His mind, sharpened by eighty years of military strategy on Earth and two lifetimes of survival on Riverio, began to replay the data. He looked at the problem from every angle. Pressure differentials. Mana density. Biological collapse. It all made sense on paper. The math was solid.
And yet, something was wrong. A massive, glaring variable didn't fit the model.
Lloyd stopped pacing. He turned his back on the portal. His eyes, usually warm when looking at Eun-ha, narrowed into the cold, calculating slits of the Major General. He tapped his metal fingers against the side of his leg, a nervous tic from his old life.
"Wait," Lloyd said. His voice echoed sharply against the obsidian walls, cutting through the somber mood. "Hold on a second. Pause the pity party."
Ben Ironwood, who was inspecting his newly upgraded metal fingertips with a look of supreme boredom, glanced up. He leaned against a polished black pillar, his massive arms crossed over his chest. He looked like a statue of war that had decided to take a nap.
"Finally," Ben rumbled, his voice deep and dripping with arrogance. "I was wondering how long it would take you to spot the error, Lord Lloyd. I calculated the inconsistency five minutes ago."
Lloyd shot Ben a glare. "If you saw it, why didn't you say anything?"
Ben scoffed, a short, sharp sound that sounded like grinding gears. "It is not my job to hold your hand while you do basic math. I am your heavy artillery, not your tutor. Besides, watching you struggle with simple logic is... mildly entertaining. It reminds me that even geniuses have lag."
Lloyd ignored the jab. He was used to Ben’s ego. He turned his focus back to Eun-ha, who was watching him with a confused expression.

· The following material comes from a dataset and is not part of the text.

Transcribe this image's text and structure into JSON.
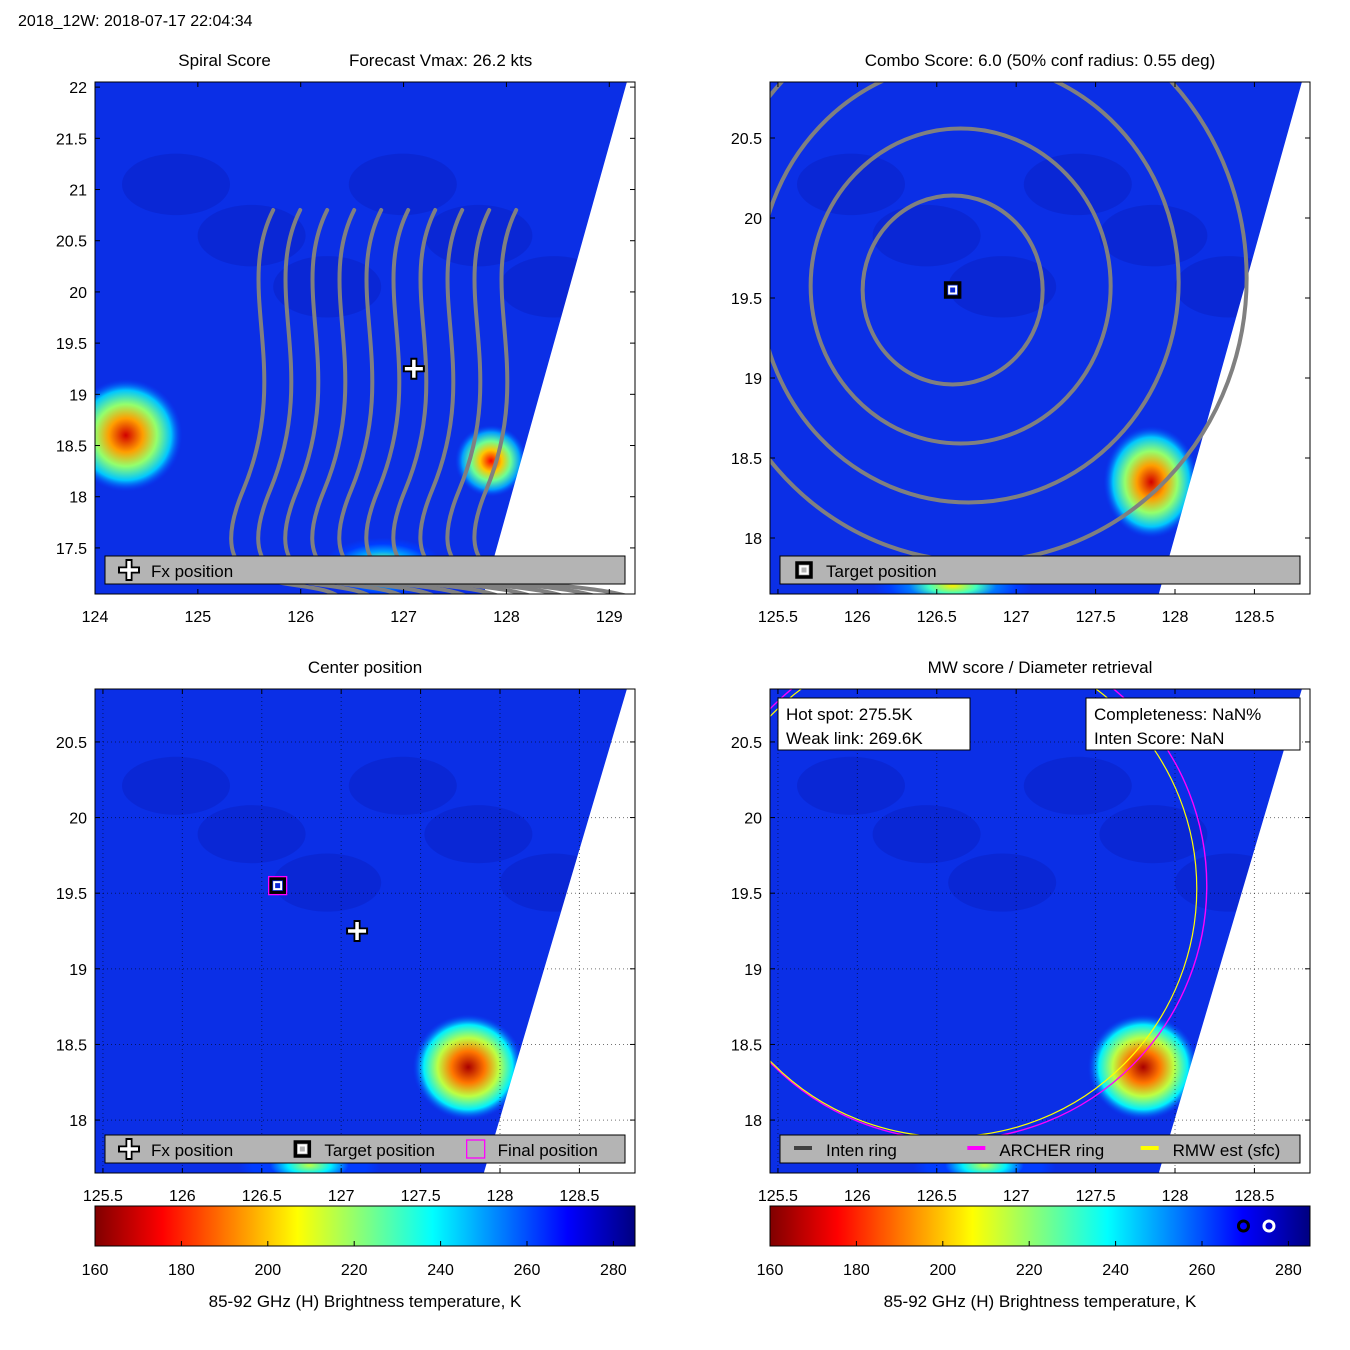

"Eun-ha," Lloyd said, stepping closer to the dais. He walked with the purpose of a man who had just found a smoking gun at a crime scene. "Let's review the parameters. You said that a High-Rank Devil—a being with a core as dense as yours—cannot survive in the Human Realm. You said the lack of mana pressure would cause you to explode. Like a balloon in space."
"That is correct, Evan," Eun-ha said gently. She looked tired, as if explaining gravity to a stubborn child. "It is a fundamental law of physics in this universe. The Human Realm is a 'Pureland.' It rejects Abyssal biology. The density difference is too great."
"Then explain something to me," Lloyd said, his voice hard and demanding. "Explain Lucifer."
The name dropped into the room like a stone into a quiet pond.